18th annual PURC Symposium boasts record number of presentations

There were a record 130 presentations at the 18th annual Pembroke Undergraduate Research & Creativity (PURC) Symposium on April 10, 2024

Hunter Ivey has always been fascinated with insects––most recently, fire ants and honeydew insects. Ivey’s eyes lit up as the UNC Pembroke junior was probed about his years-long research studying the dietary relationships between the minuscule bugs and invasive plants native to longleaf pine savannas in North Carolina.


When ryegrass showed up in the fire ants’ diets, the discovery piqued his curiosity. Ryegrass isn’t naturally found in longleaf pine savannas.


“We believe that honeydew insects––which are small flying insects that suck sap out of plants––are leaving the sites, feeding on ryegrass from nearby agricultural fields, then flying back to our sites and excreting honeydew that ants would capitalize on,” Ivey said. 


Ivey’s excitement reached a new high when the opportunity arose to present his research before a roomful of his fellow undergraduate researchers and faculty mentors. Ivey was among a record 130 presenters at the 18th annual Pembroke Undergraduate Research & Creativity (PURC) Symposium. The Mary Livermore Library was abuzz with chatter as student scholars engaged in impromptu Q&As about broad-ranging research from field ecology, molecular biology, 3D printing, and physiology genetics to reproductive studies in cattle. While PURC is traditionally dominated by the physical sciences, art and humanities faculty are encouraging more of their students, like first-time presenter Ray Eddy, to participate.


Eddy, a sophomore studio art major who began writing poetry in middle school, displayed an interactive book-binding printmaking and poetry exhibit. Her book of confessional poetry is made entirely from cyanotype prints––one of the oldest forms of printmaking––which uses paper coated with a solution of iron salts.


“This has been an amazing opportunity,” Eddy said. “This is a type of feedback or critique I don’t get in my art classes. It’s great to receive perspectives from people who are from all fields. That’s one of the things I appreciate about the symposium.”


Eddy recited a passage from her book ‘Dirty Laundry’ during the entertainment portion of the symposium, which also featured an original composition by music major Silas Seigler.


This year’s showing represented the most student presentations in the history of the PURC Symposium––very different from the two dozen academic posters when it began in 2006, according to PURC center director Brandon Sanderson. 

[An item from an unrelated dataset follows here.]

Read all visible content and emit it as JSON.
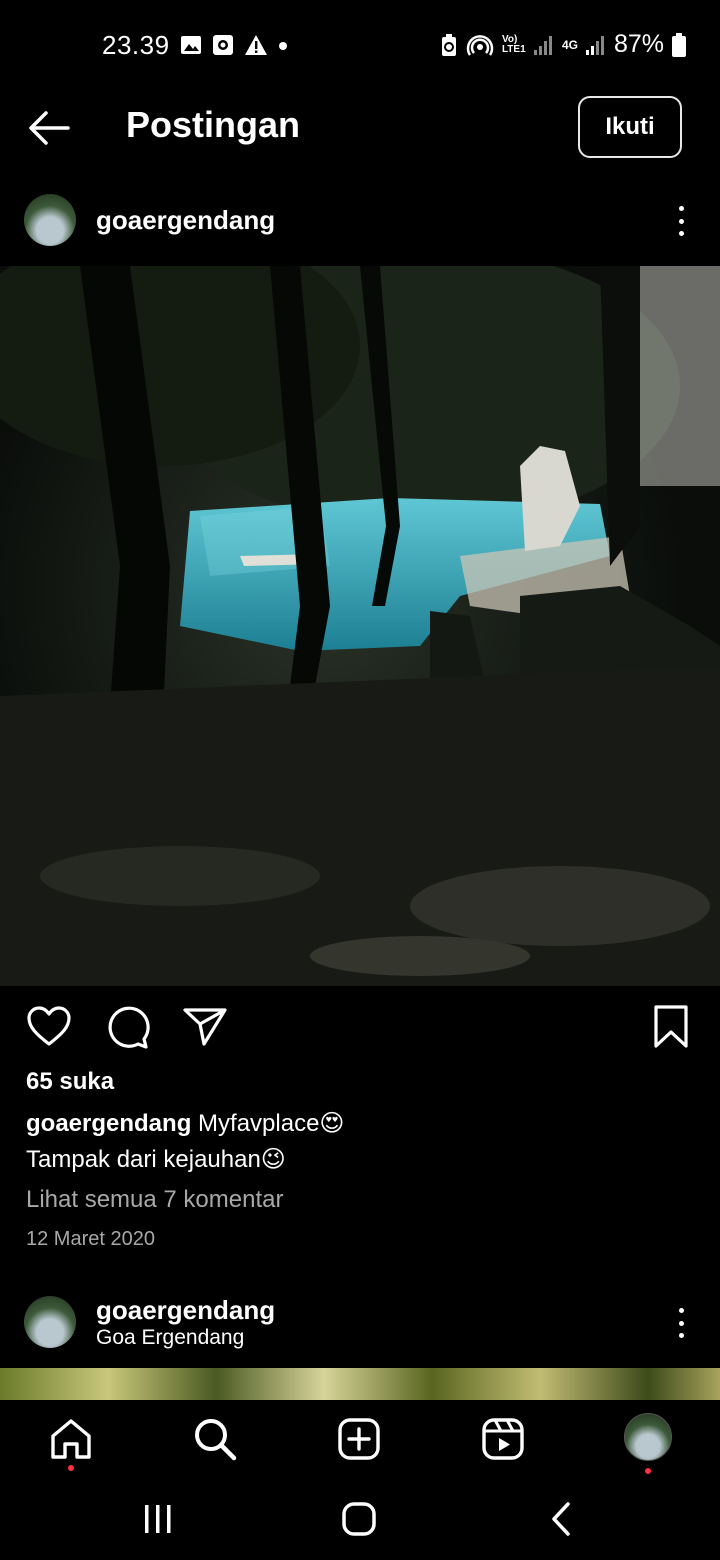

The PURC center supports and promotes inquiry, discovery and creativity in scholarship and the arts through mentored research experiences with faculty and other regional, national and international scholars and professionals. The center facilitates and coordinates preparation in research skills necessary for professional fields and graduate study.


“PURC is for students who want to go above and beyond in the classroom,” Sanderson, a longtime art professor. “If they want to go to graduate school, we provide grants and faculty mentoring opportunities to help them compete with bigger, more prestigious universities to get into programs.


“I find it to be one of the rewarding aspects of my service as a faculty member and as the director because it translates directly into excellent student outcomes,” Sanderson added. 


During this academic year, PURC-funded students received support to conduct research through 17 fellowships and presented research and creative works at three international, 20 national and 13 regional conferences. Ivey presented his independent research at the Joint Annual Meeting of the Entomological Society of America, Entomological Society of Canada, and Entomological Society of British Columbia in Vancouver, Canada.


“I met some amazing people, made some contacts and built connections,” Ivey said. “The chance to present to people in the entomology field from all over the world was a once-in-a-lifetime opportunity.”